Saturday, June 9, 2018

We Shouldn’t Fear the Change Diverse Housing Types Herald

Aerial view of a typical, established R-1 neighborhood in Eugene (Imagery: © 2018 Google)

It's human nature to be wary of change. Change is perturbing and stressful. We instinctively cling to the few certainties we can count on. They constitute our comfort zone. It’s no surprise many of us want our neighborhoods to stay just the way they are now. We don’t want them to change, especially if we intend to stay in our current homes for a long time. 

The problem is, as much as we’d like to forestall change, no one can avoid it: We work for decades but eventually retire. Our children grow up and leave the nest. We may separate or divorce, dramatically altering our life’s equation. We’re not immune to the possibility of financial misfortune or encountering health problems. We certainly can’t escape becoming older and less capable of maintaining the lifestyle we may presently enjoy. Change is simply a fact of life. 

Leaving our comfort zone is unsettling but we’ll need to if we and our communities are to adapt and thrive. Today’s housing affordability crisis is a case in point. Resistance to the introduction of new and creative housing solutions responsive to our changing demographics and marketplace is symptomatic of our fear of change, but we ignore it at our own peril. We instinctively know this but many Eugeneans reflexively resist change rather than embracing the possibilities inherent in new opportunities. We do this even though we may one day directly benefit from the availability of a greater breadth of housing options, such as those that allow us to gracefully age in place. 

Those fortunate enough to be housing-secure can easily misjudge how the lack of affordable housing impacts our entire community. Rather than fearing the housing affordability challenge and the change it portends, we need to confront it to preserve the qualities we find most attractive about life in Eugene. 

Growth here has widened a disparity between the supply of housing and the tremendous demand for affordable options. Increasing the breadth and availability of a range of housing types is part of the solution to a problem that threatens Eugene’s resilience and everyone’s standard of living. For example, “missing middle” housing types—which include side-by-side and stacked duplexes, bungalow courts, carriage houses, fourplexes, townhouses, courtyard apartments, and accessory dwelling units—can provide a range of choices, a range that presently is conspicuously absent here. 

Done well, what missing middle housing looks like belies the density possible; higher densities do not necessarily translate to bigger buildings. Keeping individual units small is the secret; 600 to 700 square feet apiece is often enough. Side-by-side duplexes can achieve a density of 12-19 dwelling units per acre; townhouses, up to 29 units per acre. As many as 50 DU/acre are possible with courtyard apartment configurations. Densities of 16 DU/acre or more are sufficient to support a nearby main street with locally-focused businesses and public transportation. 

All well and good, but where can we provide expanded housing opportunities while fulfilling the affordability, compact urban development, and neighborhood livability pillars of Envision Eugene? The intractability of concerned residents within long-established R-1 districts has proven to be a considerable obstacle, and yet it’s clear overcoming that obstacle is necessary to responsibly address our community’s growth and change. If we do nothing we will effectively accept financially gated neighborhoods in our midst, contrary to our better natures. 
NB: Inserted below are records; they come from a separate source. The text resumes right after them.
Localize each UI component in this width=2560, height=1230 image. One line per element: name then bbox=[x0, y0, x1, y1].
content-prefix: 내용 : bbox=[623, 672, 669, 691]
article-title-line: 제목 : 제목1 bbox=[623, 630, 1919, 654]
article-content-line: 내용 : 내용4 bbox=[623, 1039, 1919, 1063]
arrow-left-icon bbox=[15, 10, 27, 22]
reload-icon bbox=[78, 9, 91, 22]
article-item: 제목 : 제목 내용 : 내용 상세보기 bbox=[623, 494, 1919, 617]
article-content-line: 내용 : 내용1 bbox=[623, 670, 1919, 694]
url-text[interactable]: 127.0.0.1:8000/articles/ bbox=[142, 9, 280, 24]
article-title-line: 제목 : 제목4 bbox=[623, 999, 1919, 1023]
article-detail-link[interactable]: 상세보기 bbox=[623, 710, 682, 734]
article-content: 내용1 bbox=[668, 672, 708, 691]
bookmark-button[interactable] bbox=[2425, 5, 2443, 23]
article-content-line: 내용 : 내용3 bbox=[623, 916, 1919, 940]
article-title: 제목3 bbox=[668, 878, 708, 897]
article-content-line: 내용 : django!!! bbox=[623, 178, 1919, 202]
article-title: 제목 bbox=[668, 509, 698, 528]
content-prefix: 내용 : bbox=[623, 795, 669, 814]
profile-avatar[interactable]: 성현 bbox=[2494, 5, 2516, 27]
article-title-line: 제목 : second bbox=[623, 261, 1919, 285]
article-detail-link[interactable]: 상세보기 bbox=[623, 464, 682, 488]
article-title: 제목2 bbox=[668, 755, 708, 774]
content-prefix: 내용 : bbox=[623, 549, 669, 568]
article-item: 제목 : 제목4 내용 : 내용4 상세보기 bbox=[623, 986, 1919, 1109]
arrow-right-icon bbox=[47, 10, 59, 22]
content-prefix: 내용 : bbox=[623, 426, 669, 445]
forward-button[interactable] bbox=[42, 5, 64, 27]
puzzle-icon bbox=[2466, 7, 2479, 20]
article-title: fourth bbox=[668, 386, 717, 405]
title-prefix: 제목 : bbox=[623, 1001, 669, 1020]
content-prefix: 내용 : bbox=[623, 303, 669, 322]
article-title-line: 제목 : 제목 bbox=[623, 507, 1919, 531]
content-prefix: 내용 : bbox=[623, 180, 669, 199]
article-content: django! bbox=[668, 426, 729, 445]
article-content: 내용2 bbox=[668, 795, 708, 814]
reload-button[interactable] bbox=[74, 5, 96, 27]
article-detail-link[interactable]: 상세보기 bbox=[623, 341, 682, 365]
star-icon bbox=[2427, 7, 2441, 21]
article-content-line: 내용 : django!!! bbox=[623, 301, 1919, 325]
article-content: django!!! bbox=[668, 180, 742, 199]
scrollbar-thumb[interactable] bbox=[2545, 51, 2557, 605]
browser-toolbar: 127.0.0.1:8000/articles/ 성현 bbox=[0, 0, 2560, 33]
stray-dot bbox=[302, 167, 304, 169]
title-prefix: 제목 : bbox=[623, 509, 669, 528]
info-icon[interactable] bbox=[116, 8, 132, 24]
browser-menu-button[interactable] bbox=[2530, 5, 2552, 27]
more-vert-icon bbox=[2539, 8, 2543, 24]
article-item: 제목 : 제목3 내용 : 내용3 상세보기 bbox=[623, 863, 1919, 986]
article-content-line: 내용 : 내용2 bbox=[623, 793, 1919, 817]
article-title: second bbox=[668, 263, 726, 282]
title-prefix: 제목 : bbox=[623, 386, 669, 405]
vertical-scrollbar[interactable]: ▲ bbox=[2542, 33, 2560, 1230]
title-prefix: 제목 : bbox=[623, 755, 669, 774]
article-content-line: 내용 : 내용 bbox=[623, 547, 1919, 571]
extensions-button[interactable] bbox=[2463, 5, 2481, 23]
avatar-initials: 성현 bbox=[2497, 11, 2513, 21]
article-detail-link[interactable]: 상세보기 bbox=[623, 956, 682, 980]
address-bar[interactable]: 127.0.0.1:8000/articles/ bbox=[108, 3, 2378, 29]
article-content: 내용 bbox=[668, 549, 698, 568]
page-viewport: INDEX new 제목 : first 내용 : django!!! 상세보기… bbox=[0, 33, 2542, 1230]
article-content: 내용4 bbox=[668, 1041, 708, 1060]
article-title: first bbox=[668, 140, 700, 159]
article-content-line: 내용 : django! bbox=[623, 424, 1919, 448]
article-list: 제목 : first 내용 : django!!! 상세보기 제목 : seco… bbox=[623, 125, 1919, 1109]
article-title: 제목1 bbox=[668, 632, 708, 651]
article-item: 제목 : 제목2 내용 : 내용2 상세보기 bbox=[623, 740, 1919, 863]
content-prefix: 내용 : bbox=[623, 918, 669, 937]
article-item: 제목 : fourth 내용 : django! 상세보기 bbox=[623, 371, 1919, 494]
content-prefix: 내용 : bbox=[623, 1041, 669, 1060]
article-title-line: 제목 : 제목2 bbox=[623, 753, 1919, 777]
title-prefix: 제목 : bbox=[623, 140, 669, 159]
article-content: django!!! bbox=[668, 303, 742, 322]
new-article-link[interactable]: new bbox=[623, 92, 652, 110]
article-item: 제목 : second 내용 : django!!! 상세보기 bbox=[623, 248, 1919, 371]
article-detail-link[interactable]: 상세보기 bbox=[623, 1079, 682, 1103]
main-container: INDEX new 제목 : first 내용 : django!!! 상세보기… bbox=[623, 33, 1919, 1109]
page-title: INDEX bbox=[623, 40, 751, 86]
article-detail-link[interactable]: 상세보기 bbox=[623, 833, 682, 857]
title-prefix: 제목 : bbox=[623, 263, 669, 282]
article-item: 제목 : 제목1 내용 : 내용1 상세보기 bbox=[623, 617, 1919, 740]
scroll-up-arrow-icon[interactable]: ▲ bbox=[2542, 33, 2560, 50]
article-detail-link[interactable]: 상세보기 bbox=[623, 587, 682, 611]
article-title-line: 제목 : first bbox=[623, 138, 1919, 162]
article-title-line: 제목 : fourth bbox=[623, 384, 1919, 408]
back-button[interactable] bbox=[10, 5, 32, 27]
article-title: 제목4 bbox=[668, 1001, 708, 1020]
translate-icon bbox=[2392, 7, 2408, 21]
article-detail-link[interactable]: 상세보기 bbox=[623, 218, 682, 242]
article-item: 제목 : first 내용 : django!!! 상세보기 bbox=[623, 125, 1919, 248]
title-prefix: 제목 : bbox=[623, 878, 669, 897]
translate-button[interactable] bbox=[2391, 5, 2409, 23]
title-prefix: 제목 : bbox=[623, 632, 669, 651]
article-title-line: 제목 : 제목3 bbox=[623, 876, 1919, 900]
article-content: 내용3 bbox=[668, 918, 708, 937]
Clearly, the market is demanding change. We need to provide a critical mass of housing to support complete, diverse, and walkable neighborhoods, while reducing pressures for development on the urban periphery. Taking R-1 districts off the table is problematic because so much of our land within our growth boundary is presently locked up inside them. 

All neighborhoods change over time. The recipe for success includes sustaining the patterns that make older neighborhoods unique, but also demands creative, inspired design. This may be the reason why it is elusive: the making of good, deferential architecture that respects its context isn’t always assured. Regardless, it’s clear our housing stock needs diversification to adequately address the myriad ways Eugene is changing. Certainly, managing change by densifying established neighborhoods will only work if it is the outcome of a community and neighbors-driven process that dives deeply into issues of structural form, market demand, affordability, and traffic impact. Lacking such a process, the inevitable results will be continued resistance. 

The housing affordability puzzle is enormously complex and certainly one a jiggering of our land use codes alone will not solve. Cities by themselves cannot attend to the deep structural issues responsible for a globally confounding problem. That said, we know fostering innovation in our housing rather than stifling it is necessary. The affordability crisis demands a ladder of housing opportunities.  Introducing new housing types within the fabric of R-1 districts won’t eliminate the problem but they can help address a range of issues beyond affordability. This is change we should not fear.